Sec. 11 (3) confers the same powers, exercisable under the Civil Procedure Code, 1908 for trying a suit in regard to the matters mentioned therein. The powers mentioned in s. 11 (3) are exercisable by a Tribunal when the proceedings are pending before it. There is no power conferred on the Tribunal under sec. 11 (3) after the proceedings pending before it have terminated.
(3.) SEC. 36a of the Act deals with powers to remove the difficulties. This sec. empowers the appropriate Government to refer any question to the Labour Court, Tribunal or National Tribunal if the said Government is satisfied that any difficulty or doubt arises as to the interpretation of any provision of an award or settlement made by any of the aforesaid authorities. It further lays down that when such a question is referred to the Industrial Authority, it shall after giving the parties an opportunity of being heard, decide such question and its decision shall be final and binding on all such parties. While considering the scops of s. 36a of the Act, their Lordships of the Supreme Court have observed in Kirloskar Oil Engines, Ltd. , Kirkas, Poona and its workmen (1) as under:- "it is thus clear that the scope of the enquiry under s. 36a is limited to the decision of the difficulties or doubts arising as to the interpretation of any provision in the award. If the words used in any provision of an award are ambiguous or obscure and it is not reasonably possible to interpret them, the difficulty arising from the use of such embiguous or obscure words may be resolved by moving the appropriate Government to make a reference under S. 36a. It is obvious that any question about the propriety, correctness or validity of any provision of the award would be outside the purview of the enquiry contemplated by the section. If a party to the award is aggrieved by any of its provisions of the merits, the only remedy available to it is by making an appeal, say for instance under Art. 136 of the Constitution, to this Court. A grievance felt by a party against any provision of the award can be ventilated only in that way and not by adopting the procedure prescribed by S. 36a. Thus, the enquiry permissible under s. 36a is limited to the question of the interpretation of the provisions of the award in question and more. "

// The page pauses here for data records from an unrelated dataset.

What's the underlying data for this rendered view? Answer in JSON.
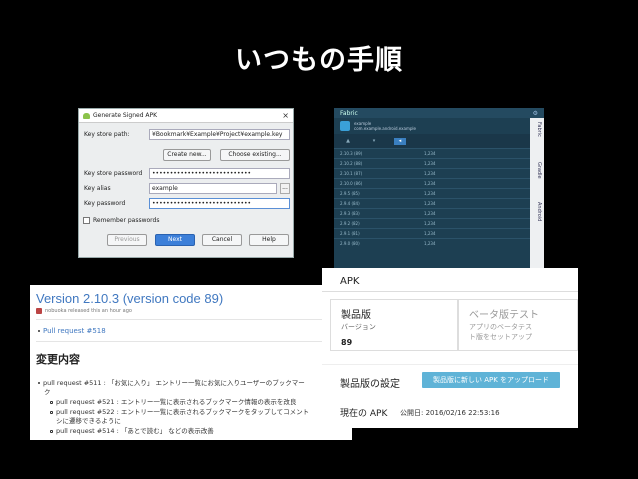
{
  "slide": {
    "title": "いつもの手順"
  },
  "signing_dialog": {
    "title": "Generate Signed APK",
    "key_store_path_label": "Key store path:",
    "key_store_path_value": "¥Bookmark¥Example¥Project¥example.key",
    "create_new_label": "Create new...",
    "choose_existing_label": "Choose existing...",
    "key_store_password_label": "Key store password",
    "key_store_password_value": "••••••••••••••••••••••••••••",
    "key_alias_label": "Key alias",
    "key_alias_value": "example",
    "key_alias_button": "...",
    "key_password_label": "Key password",
    "key_password_value": "••••••••••••••••••••••••••••",
    "remember_label": "Remember passwords",
    "buttons": {
      "previous": "Previous",
      "next": "Next",
      "cancel": "Cancel",
      "help": "Help"
    }
  },
  "fabric": {
    "title": "Fabric",
    "app_name": "example",
    "app_id": "com.example.android.example",
    "rows": [
      {
        "c1": "2.10.3 (89)",
        "c2": "1,234",
        "c3": "›"
      },
      {
        "c1": "2.10.2 (88)",
        "c2": "1,234",
        "c3": "›"
      },
      {
        "c1": "2.10.1 (87)",
        "c2": "1,234",
        "c3": "›"
      },
      {
        "c1": "2.10.0 (86)",
        "c2": "1,234",
        "c3": "›"
      },
      {
        "c1": "2.9.5 (85)",
        "c2": "1,234",
        "c3": "›"
      },
      {
        "c1": "2.9.4 (84)",
        "c2": "1,234",
        "c3": "›"
      },
      {
        "c1": "2.9.3 (83)",
        "c2": "1,234",
        "c3": "›"
      },
      {
        "c1": "2.9.2 (82)",
        "c2": "1,234",
        "c3": "›"
      },
      {
        "c1": "2.9.1 (81)",
        "c2": "1,234",
        "c3": "›"
      },
      {
        "c1": "2.9.0 (80)",
        "c2": "1,234",
        "c3": "›"
      }
    ],
    "side_labels": [
      "Fabric",
      "Gradle",
      "Android"
    ]
  },
  "release": {
    "version": "Version 2.10.3 (version code 89)",
    "meta": "nobuoka released this an hour ago",
    "pr_top": "Pull request #518",
    "heading": "変更内容",
    "items": [
      "pull request #511 : 「お気に入り」 エントリー一覧にお気に入りユーザーのブックマー",
      "ク",
      "pull request #521 : エントリー一覧に表示されるブックマーク情報の表示を改良",
      "pull request #522 : エントリー一覧に表示されるブックマークをタップしてコメント",
      "シに遷移できるように",
      "pull request #514 : 「あとで読む」 などの表示改善"
    ]
  },
  "play_console": {
    "header": "APK",
    "production": {
      "title": "製品版",
      "subtitle": "バージョン",
      "version": "89"
    },
    "beta": {
      "title": "ベータ版テスト",
      "desc_line1": "アプリのベータテス",
      "desc_line2": "ト版をセットアップ"
    },
    "settings_label": "製品版の設定",
    "upload_button": "製品版に新しい APK をアップロード",
    "current_label": "現在の APK",
    "published_date": "公開日: 2016/02/16 22:53:16"
  }
}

It is thus clear that any question about the propriety, correctness or validity of any provision of the award would be outside the purview of the enquiry contemplated by Sec. 36a. The proceedings under S. 36a of the Act is not intended to enable the Tribunal to review or modify its own order.
Learned counsel for the petitioner contended that the Judge, Industrial Tribunal has emple jurisdiction to review its own order and by declining to entertain the petition and dismissing it by order Anx. 10 it has failed to exercise jurisdiction vested in him by law. It is well setlled that a right of review does not exist unless conferred by law or by necessary implication. Even on the basis of s. 141, C. P. C. , it cannot be said that a right of review in proceedings under special enactments has been conferred, for such a right is a substantive right and not a mere matter of procedure. The power of review is not inherent in any court or tribunal, it must be conferred by statute.